男孩摇头,眼泪流得更凶:“不……不认识……好多人……骑马……有的穿皮子,有的穿破甲……见人就杀……抢东西……阿爷、阿娘、小弟他们……都……”他说不下去,把脸埋进膝盖,肩膀剧烈耸动,发出压抑的、小兽般的呜咽。
陈远沉默着,等男孩哭了一阵,稍微平静些,才又问:“他们抢完东西,有没有说什么?或者,找什么东西?”
男孩抬起泪眼,茫然地想了一会儿,抽噎着说:“他们……翻箱倒柜……问……问‘陈胥吏’家在哪……阿爷说没有……他们就打阿爷……后来……后来……”
他眼神里闪过极度的恐惧,说不下去了。
陈远明白了。
果然是冲着那个在朝歌为吏的“陈仲礼”来的。也许是想抓住他的家人作为人质,或者逼问什么情报。村里人不说,或者真的不知道,就招来了灭顶之灾。
“你知道‘陈胥吏’是谁吗?”陈远问。
男孩点头,又摇头:“是……是村东头陈太公家的仲礼叔……前年去的朝歌……很少回来……”
陈远摸了摸男孩枯黄的头发:“你叫什么名字?家里还有别人吗?”
“狗……狗剩……”男孩小声说,“没了……都没了……”
陈远看着这个叫狗剩的男孩,看着眼前这片废墟,心里那股压抑的怒火,又慢慢烧了起来。
系统的任务,历史的洪流,文明的脉络……这些宏大的词,在具体的、无辜的鲜血面前,显得那么苍白和冰冷。
他救不了牧野战场上的几十万人,甚至可能也改变不了“三监之乱”的走向。但眼前这个孩子……
“狗剩,”陈远站起身,伸出手,“跟我走。”
狗剩抬起头,怯生生地看着他,又看了看周围的废墟,眼睛里满是茫然和恐惧。
“留在这里,会饿死,或者被狼叼走。”陈远声音不大,但很清晰,“跟我走,我带你去找条活路。”
狗剩犹豫了很久,看看陈远,又看看怀里已经僵硬的母鸡,最终,慢慢松开了手,把死鸡轻轻放在地上,然后伸出脏兮兮的小手,抓住了陈远的手指。
他的手很冰,还在发抖。
陈远握紧了他的手,把他拉起来。
“我们得在天黑前离开这里。”陈远说,带着狗剩往村外走,“去朝歌。”
狗剩猛地停下脚步,脸上血色褪尽:“朝……朝歌?不……不去……那些坏人……就是朝歌来的……”

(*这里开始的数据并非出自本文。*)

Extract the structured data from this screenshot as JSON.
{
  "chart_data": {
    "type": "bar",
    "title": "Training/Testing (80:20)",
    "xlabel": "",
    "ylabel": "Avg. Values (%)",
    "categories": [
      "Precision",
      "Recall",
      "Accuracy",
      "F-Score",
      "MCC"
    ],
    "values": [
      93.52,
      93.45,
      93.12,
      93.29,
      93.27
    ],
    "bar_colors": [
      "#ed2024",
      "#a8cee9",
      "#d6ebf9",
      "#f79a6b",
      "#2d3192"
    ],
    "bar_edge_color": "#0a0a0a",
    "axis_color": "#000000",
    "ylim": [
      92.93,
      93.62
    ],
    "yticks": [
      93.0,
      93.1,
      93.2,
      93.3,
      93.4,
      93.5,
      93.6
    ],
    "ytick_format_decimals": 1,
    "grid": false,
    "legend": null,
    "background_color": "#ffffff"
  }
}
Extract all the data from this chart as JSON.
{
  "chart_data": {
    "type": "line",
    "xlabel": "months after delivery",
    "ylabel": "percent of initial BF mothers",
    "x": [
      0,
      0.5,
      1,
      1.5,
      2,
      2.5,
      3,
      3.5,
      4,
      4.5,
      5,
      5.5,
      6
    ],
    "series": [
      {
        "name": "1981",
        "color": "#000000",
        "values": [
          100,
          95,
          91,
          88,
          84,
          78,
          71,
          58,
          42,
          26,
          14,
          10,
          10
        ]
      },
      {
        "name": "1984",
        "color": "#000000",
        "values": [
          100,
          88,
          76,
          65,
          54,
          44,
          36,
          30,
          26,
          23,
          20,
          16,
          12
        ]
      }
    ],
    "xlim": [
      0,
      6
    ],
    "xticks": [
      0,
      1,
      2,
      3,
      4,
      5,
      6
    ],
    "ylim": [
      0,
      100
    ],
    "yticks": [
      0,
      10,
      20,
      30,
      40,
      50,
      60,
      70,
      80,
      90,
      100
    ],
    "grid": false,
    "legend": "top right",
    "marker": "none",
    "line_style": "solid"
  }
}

“正因为是朝歌来的,才更要去。”陈远看着东方,那里是朝歌的方向,也是夕阳沉落的方向,天际一片暗红,像凝固的血。
“有些账,得去那里算。”
他牵着狗剩,走出了死寂的村庄,重新踏上了那条满是车辙和血痕的小路。
身后,废墟渐渐被暮色吞没。
前方,通往朝歌的路,在渐浓的夜色里,蜿蜒向不可知的深渊。